The colorless cells of the blood, commonly called the white corpuscles, differ in no essential respect from the pale round cells which are found in most of the tissues of the body. They exist in large numbers in that fluid, namely, the lymph, which is drained back from the tissues into the blood, and occupy a great part of the lymphatic glands and spleen. They are often spoken of as lymphoid cells, leucocytes, indifferent, or formative cells, on account of their being so widely distributed throughout the tissues.

When fresh blood is examined with the microscope these cells can generally be seen adhering to the glass slide or cover glass and lying singly, apart from the groups of red discs. They can be recognized by their absence of marked color, finely granular structure, spherical shape, and the nuclei which may often be recognized near the centre of the cell. Though not always visible in fresh preparations, the nuclei can be brought to light by the action of many reagents - e.g., acetic acid. If examined while being moved by the blood current to the capillary vessels, they are seen to pass slowly along in contact with the vessel wall, while the red corpuscles rush rapidly past them down the centre of the channel (Fig. 98). This may partly be due to their peculiar adhesiveness, which also causes them to stick to the glass slide, while the red discs are washed away when a gentle stream of saline solution is allowed to flow under the cover glass. These cells show all the manifestations of activity characteristic of independent living beings. If kept in a medium suitable to them, and at the temperature of the body, they will soon be seen to alter their appearance; their outline becomes faint, they are no longer spherical, but very irregular in shape, and constantly change their form by sending out and retracting processes, by means of which they change their position, so that they may be said to perform locomotion. These movements are rendered more active by a slight increase of temperature, and are checked by cold. For continued observation, about 380 C. is the best temperature for mammalian blood. The blood of the frog is generally used to see the motion of the white corpuscles, as warming is unnecessary in the case of cold-blooded animals. They respond to many other influences, such as electricity, etc., even for a considerable time after removal from the body.

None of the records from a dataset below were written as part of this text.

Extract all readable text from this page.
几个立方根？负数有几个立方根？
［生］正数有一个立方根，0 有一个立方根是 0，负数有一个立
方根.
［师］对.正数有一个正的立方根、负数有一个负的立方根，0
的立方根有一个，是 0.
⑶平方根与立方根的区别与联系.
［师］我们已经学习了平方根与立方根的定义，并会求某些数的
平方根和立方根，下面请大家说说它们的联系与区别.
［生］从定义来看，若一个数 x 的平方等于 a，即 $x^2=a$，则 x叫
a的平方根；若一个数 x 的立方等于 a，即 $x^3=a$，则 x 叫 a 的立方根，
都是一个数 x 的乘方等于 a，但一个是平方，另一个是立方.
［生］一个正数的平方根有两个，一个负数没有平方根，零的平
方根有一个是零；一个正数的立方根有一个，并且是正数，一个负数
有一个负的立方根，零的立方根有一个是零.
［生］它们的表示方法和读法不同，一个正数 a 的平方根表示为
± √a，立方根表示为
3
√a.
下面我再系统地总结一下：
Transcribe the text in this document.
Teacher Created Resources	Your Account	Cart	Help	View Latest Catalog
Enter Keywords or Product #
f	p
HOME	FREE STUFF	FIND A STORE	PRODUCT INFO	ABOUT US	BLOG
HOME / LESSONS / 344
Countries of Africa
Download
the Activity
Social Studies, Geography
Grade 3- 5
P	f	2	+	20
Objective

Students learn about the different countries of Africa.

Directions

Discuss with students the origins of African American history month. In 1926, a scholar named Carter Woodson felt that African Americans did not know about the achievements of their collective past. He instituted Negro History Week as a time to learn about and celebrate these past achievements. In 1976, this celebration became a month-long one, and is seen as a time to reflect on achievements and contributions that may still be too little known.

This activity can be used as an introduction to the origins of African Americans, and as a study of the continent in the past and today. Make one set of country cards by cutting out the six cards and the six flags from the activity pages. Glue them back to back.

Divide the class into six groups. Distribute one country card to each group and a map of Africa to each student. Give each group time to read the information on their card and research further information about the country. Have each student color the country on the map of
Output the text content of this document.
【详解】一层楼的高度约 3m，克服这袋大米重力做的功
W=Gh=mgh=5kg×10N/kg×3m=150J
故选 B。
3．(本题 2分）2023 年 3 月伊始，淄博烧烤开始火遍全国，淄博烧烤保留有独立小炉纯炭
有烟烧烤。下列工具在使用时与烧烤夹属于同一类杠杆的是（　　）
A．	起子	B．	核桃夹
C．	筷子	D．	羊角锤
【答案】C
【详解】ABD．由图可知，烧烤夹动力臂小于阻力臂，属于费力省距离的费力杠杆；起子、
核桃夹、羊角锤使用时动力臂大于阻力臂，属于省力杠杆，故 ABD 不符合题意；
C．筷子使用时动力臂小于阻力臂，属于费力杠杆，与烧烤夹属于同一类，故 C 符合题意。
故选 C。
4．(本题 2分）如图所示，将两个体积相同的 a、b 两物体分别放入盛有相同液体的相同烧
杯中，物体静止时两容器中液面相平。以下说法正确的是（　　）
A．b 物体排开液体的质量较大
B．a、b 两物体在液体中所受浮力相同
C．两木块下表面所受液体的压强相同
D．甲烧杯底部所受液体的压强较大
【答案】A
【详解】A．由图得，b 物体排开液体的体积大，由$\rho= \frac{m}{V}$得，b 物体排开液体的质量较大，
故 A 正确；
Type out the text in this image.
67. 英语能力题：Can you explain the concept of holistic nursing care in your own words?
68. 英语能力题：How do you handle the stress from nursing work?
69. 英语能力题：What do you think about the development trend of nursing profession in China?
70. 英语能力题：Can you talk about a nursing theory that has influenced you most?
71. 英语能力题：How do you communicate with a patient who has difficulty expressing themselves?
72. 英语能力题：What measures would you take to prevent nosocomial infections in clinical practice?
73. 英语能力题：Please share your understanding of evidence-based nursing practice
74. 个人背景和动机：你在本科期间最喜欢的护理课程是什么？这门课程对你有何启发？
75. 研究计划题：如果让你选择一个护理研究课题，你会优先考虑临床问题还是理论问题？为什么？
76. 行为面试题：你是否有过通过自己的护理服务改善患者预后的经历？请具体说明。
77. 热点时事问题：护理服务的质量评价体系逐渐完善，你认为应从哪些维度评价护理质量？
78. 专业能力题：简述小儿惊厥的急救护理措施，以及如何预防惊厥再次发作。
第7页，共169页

No doubt they continually absorb fluid nutriment from the surrounding medium, as is shown by the effect of poisons on them; and, by the repeated contractions and relaxations of parts of their substance in the form of pseudopodia, they appear to take into the inner parts of the protoplasm solid particles, which after some time are ejected after the manner of the small unicellular animals known as amoebae (p. 91).

While in motion in the circulation none of these amoeboid movements appear to take place, but when an arrest of the flow of blood in the capillaries occurs, they not only change their form, but also their position; and if there be no onward flow of blood for some little time, they creep out of the capillaries, passing through the delicate vessel walls. This emigration of the blood cells is possibly a common event when a tissue is in need of textural repair. When excessive, it forms one of the most striking items of the series of events occurring in inflammation.

Vessels of the Frog's Web.

Fig. 98. Vessels of the Frog's Web.

(a) Trunk of vein, and (b b) its tributaries passing across the capillary network. The dark spots are pigment cells.

These cells differ much in size; generally they are somewhat larger than the red discs. Nothing like a cell wall can be seen to surround them, and from the movements above described it would appear certain that they are free masses of active protoplasm.

The number of white cells that can be collected is too small to allow of accurate chemical analysis, but there is no reason to suppose that they differ from other forms of protoplasm.